What functions are invertible? That is, what conditions are required for a function to have an inverse? I invite the readers to think of their own answer before reading further.
This rather simple question – where an answer is available for a high school student – resulted in a major disagreement between myself and a very respected and knowledgeable colleague. While I claimed furiously that in order to have an inverse, a function has to be one-to-one (injective) and onto (surjective), my colleague claimed passionately that only injectivity is required. Note that as of the moment of writing this note, AI agrees with me, but our disagreement took place before AI became the ultimate tie breaker, and there are multiple resources, including textbooks, that support either case. So what’s the deal? Or, who is right?

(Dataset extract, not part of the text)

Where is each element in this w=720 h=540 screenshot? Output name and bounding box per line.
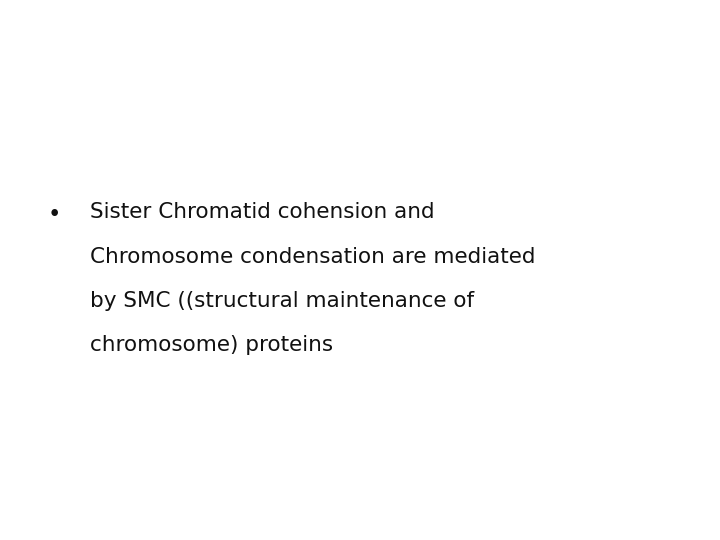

This reminds me of an old parable of two fellows approaching a rabbi, seeking his ruling on their conflicting arguments. The rabbi listens carefully to the first fellow, and tells him, “You are right.” Then he listens to the second fellow and also tells him, “You are right”. A third fellow, who witnessed the event, approaches the rabbi in bewilderment and suggests, “They are presenting contradictory views, they cannot both be right!” To which the rabbi responds, “Indeed, you are right, but…”.
Back to conditions for function invertibility, the “right” view depends on the (implied) definition for a function. In fact, there are two, slightly different, but both accepted in the mathematical community definitions. One is the “ordered pairs definition”, that is, a function is a set of ordered pairs that is univalent. The meaning of univalence is that an element cannot appear in the first place in more than one ordered pair. Formally, if (a,b) \in f and (a,c) \in f then b=c. Another is the “triple definition”, that is, a function as a triple (F, A, B), where A and B are sets and F is a univalent set of ordered pairs (x,y) where x \in A and y \in B. That is, for all x in A there exists a unique y in B (univalent) such that (x,y) is a member of F. The set A is the domain of the function, B is the codomain.
While the similarity is evident, a notable difference is explicit mention of domain and codomain in the “triple definition”. As such, adopting (even implicitly) the latter definition requires bijection (both injection and surjection) for function invertibility, while in adopting the “ordered pairs definition” injection is sufficient for the existence of inverse.
These issues are explored and nicely exemplified in Mirin, Milner, Wasserman, and Weber, K. (2020) (ask me for a copy if you cannot obtain it easily!). In fact, this article suggests to “see Zazkis & Marmur (2018), for a more thorough explanation”.
That is where the disagreement, between the authors and the editor, regarding the requirement for invertibility started, and the parties respectfully agreed to disagree. Of interest, my informal investigation – which consisted of asking several colleagues-mathematicians – suggested that people mathematically-educated in North America tend to claim that injection is a sufficient requirement, while those mathematically-educated in Europe tend towards bijection. Do you confirm this observation?
Finally,
Are these two functions equivalent?
g: R→R, where g(x) = x2
h: R→[0, ∞), where h(x) = x2
References:
Mirin, A., Milner, F., Wasserman, N., & Weber, K. (2020). On two definitions of ‘function’. For the learning of mathematics, 41(3), 21-24.
Zazkis R. & Marmur O. (2018). Groups to the rescue: responding to situations of contingency. In Wasserman, N. (Ed.) Connecting Abstract Algebra to Secondary Mathematics, for Secondary Mathematics Teachers, 363—381. Springer.